A DBRS Ratings - a única agência de rating que não classifica o rating de Portugal como "lixo" - manteve-o inalterado em 'BBB’ low (baixo), confirmando ainda a perspetiva "estável".

"A confirmação do 'rating' reflete a avaliação da DBRS da melhoria do perfil de crédito de Portugal nos anos recentes, depois de um substancial progresso na redução do défice externo e orçamental", lê-se na nota divulgada esta sexta-feira pela agência de notação financeira canadiana. 

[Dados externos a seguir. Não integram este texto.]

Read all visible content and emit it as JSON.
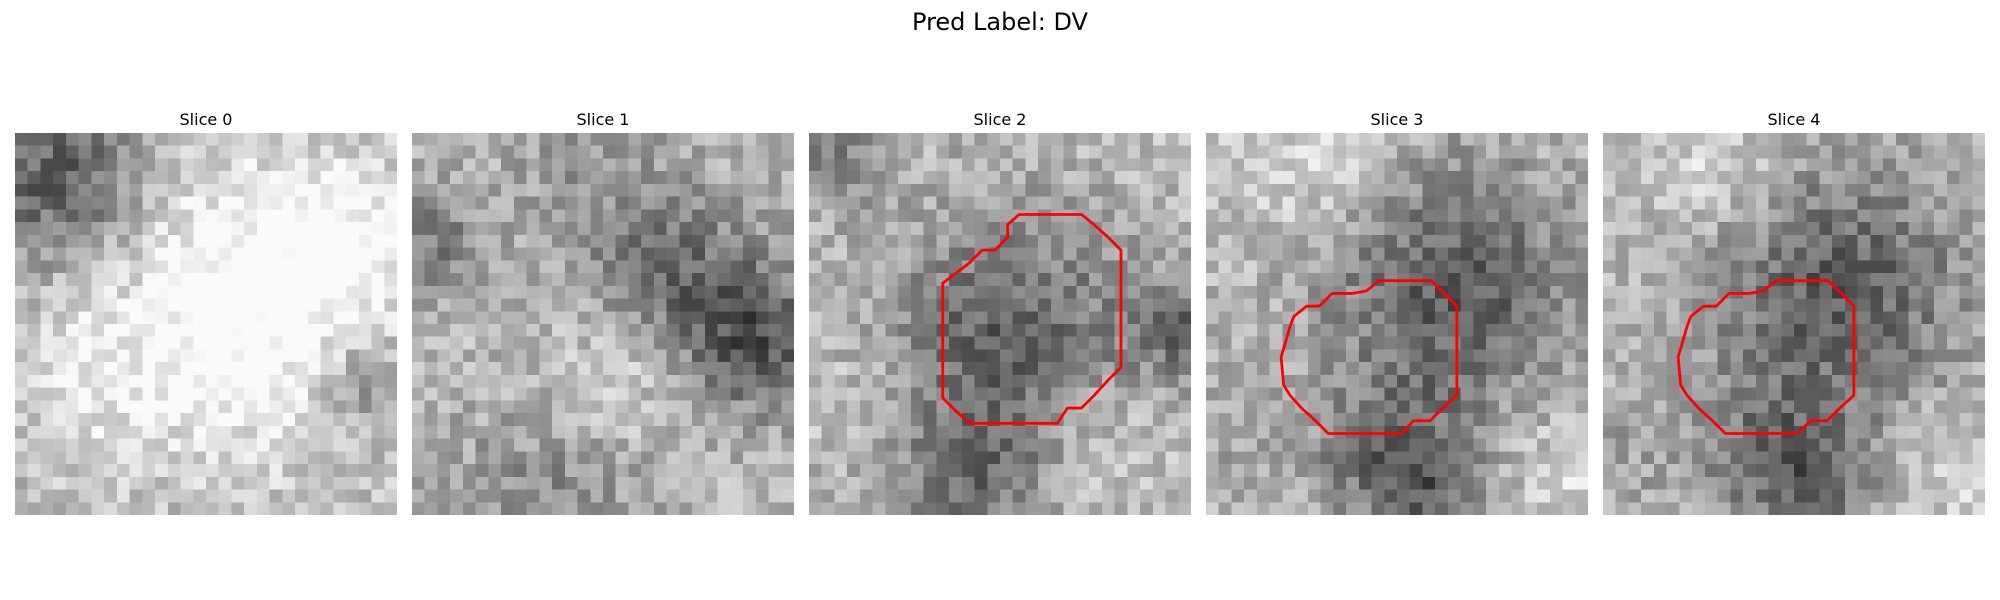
{
  "figure": {
    "title": "Pred Label: DV"
  },
  "panels": [
    {
      "title": "Slice 0",
      "seed": 11,
      "blobs": [
        [
          3,
          3,
          5,
          -95
        ],
        [
          18,
          13,
          8,
          90
        ],
        [
          26,
          8,
          4,
          45
        ],
        [
          27,
          19,
          3,
          -60
        ],
        [
          6,
          19,
          5,
          25
        ]
      ],
      "contour": null
    },
    {
      "title": "Slice 1",
      "seed": 23,
      "blobs": [
        [
          20,
          11,
          5,
          -75
        ],
        [
          27,
          16,
          4,
          -90
        ],
        [
          10,
          29,
          6,
          -45
        ],
        [
          1,
          8,
          3,
          -60
        ],
        [
          16,
          18,
          4,
          40
        ],
        [
          13,
          1,
          5,
          -30
        ]
      ],
      "contour": null
    },
    {
      "title": "Slice 2",
      "seed": 37,
      "blobs": [
        [
          15,
          16,
          7,
          -90
        ],
        [
          29,
          15,
          3,
          -70
        ],
        [
          12,
          27,
          4,
          -60
        ],
        [
          22,
          23,
          4,
          30
        ],
        [
          5,
          20,
          4,
          20
        ],
        [
          1,
          1,
          3,
          -50
        ]
      ],
      "contour": [
        [
          16.5,
          6.4
        ],
        [
          15.6,
          7.2
        ],
        [
          15.6,
          8.2
        ],
        [
          14.6,
          9.2
        ],
        [
          13.6,
          9.2
        ],
        [
          12.6,
          10.2
        ],
        [
          10.5,
          11.8
        ],
        [
          10.5,
          20.8
        ],
        [
          11.5,
          21.8
        ],
        [
          12.6,
          22.8
        ],
        [
          19.5,
          22.8
        ],
        [
          20.3,
          21.6
        ],
        [
          21.4,
          21.6
        ],
        [
          22.4,
          20.6
        ],
        [
          23.5,
          19.4
        ],
        [
          24.5,
          18.4
        ],
        [
          24.5,
          9.2
        ],
        [
          23.5,
          8.2
        ],
        [
          22.4,
          7.2
        ],
        [
          21.4,
          6.4
        ]
      ]
    },
    {
      "title": "Slice 3",
      "seed": 41,
      "blobs": [
        [
          19,
          12,
          7,
          -95
        ],
        [
          14,
          25,
          4,
          -70
        ],
        [
          17,
          28,
          3,
          -50
        ],
        [
          2,
          24,
          4,
          -20
        ],
        [
          28,
          26,
          4,
          30
        ],
        [
          8,
          2,
          4,
          35
        ]
      ],
      "contour": [
        [
          12.6,
          12.4
        ],
        [
          13.6,
          11.6
        ],
        [
          17.7,
          11.6
        ],
        [
          18.7,
          12.6
        ],
        [
          19.7,
          13.6
        ],
        [
          19.7,
          20.6
        ],
        [
          18.6,
          21.6
        ],
        [
          17.6,
          22.6
        ],
        [
          16.3,
          22.6
        ],
        [
          15.3,
          23.6
        ],
        [
          9.6,
          23.6
        ],
        [
          8.6,
          22.6
        ],
        [
          7.5,
          21.6
        ],
        [
          6.6,
          20.6
        ],
        [
          6.1,
          19.8
        ],
        [
          5.9,
          17.6
        ],
        [
          6.6,
          15.2
        ],
        [
          6.9,
          14.4
        ],
        [
          7.9,
          13.6
        ],
        [
          8.9,
          13.6
        ],
        [
          9.9,
          12.6
        ],
        [
          10.5,
          12.6
        ],
        [
          11.5,
          12.6
        ]
      ]
    },
    {
      "title": "Slice 4",
      "seed": 53,
      "blobs": [
        [
          18,
          12,
          7,
          -95
        ],
        [
          13,
          25,
          4,
          -70
        ],
        [
          17,
          28,
          3,
          -50
        ],
        [
          2,
          24,
          4,
          -20
        ],
        [
          28,
          26,
          4,
          30
        ],
        [
          8,
          2,
          4,
          35
        ]
      ],
      "contour": [
        [
          12.6,
          12.4
        ],
        [
          13.6,
          11.6
        ],
        [
          17.7,
          11.6
        ],
        [
          18.7,
          12.6
        ],
        [
          19.7,
          13.6
        ],
        [
          19.7,
          20.6
        ],
        [
          18.6,
          21.6
        ],
        [
          17.6,
          22.6
        ],
        [
          16.3,
          22.6
        ],
        [
          15.3,
          23.6
        ],
        [
          9.6,
          23.6
        ],
        [
          8.6,
          22.6
        ],
        [
          7.5,
          21.6
        ],
        [
          6.6,
          20.6
        ],
        [
          6.1,
          19.8
        ],
        [
          5.9,
          17.6
        ],
        [
          6.6,
          15.2
        ],
        [
          6.9,
          14.4
        ],
        [
          7.9,
          13.6
        ],
        [
          8.9,
          13.6
        ],
        [
          9.9,
          12.6
        ],
        [
          10.5,
          12.6
        ],
        [
          11.5,
          12.6
        ]
      ]
    }
  ],
  "colors": {
    "contour": "#ff0000",
    "colormap": "gray"
  }
}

"As melhorias no perfil de repagamento da dívida pública, bem como o compromisso com a zona euro servem para assegurar a estabilidade financeira na região, proporcionando suporte adicional aos ratings", acrescentou, deixando no entanto avisos. 

"Portugal ainda enfrenta desafios significativos, incluindo os elevados níveis de dívida do setor público, as pressões orçamentais em curso, o baixo potencial de crescimento, e um elevado endividamento do setor empresarial. Mais, a incerteza política aumentou após os resultados eleitorais inconclusivos em outubro".


A DBRS considerou ainda que "Portugal está a beneficiar de uma recuperação económica em curso, do estreitamento continuado do défice orçamental, e da descida incipiente do rácio da dívida governamental", cita a Lusa. 

"Os recentes resultados eleitorais sugerem um caminho de consolidação orçamental mais gradual", mas a DBRS "não espera atualmente um regresso aos grandes défices orçamentais e acredita que os riscos continuam balanceados de uma forma geral".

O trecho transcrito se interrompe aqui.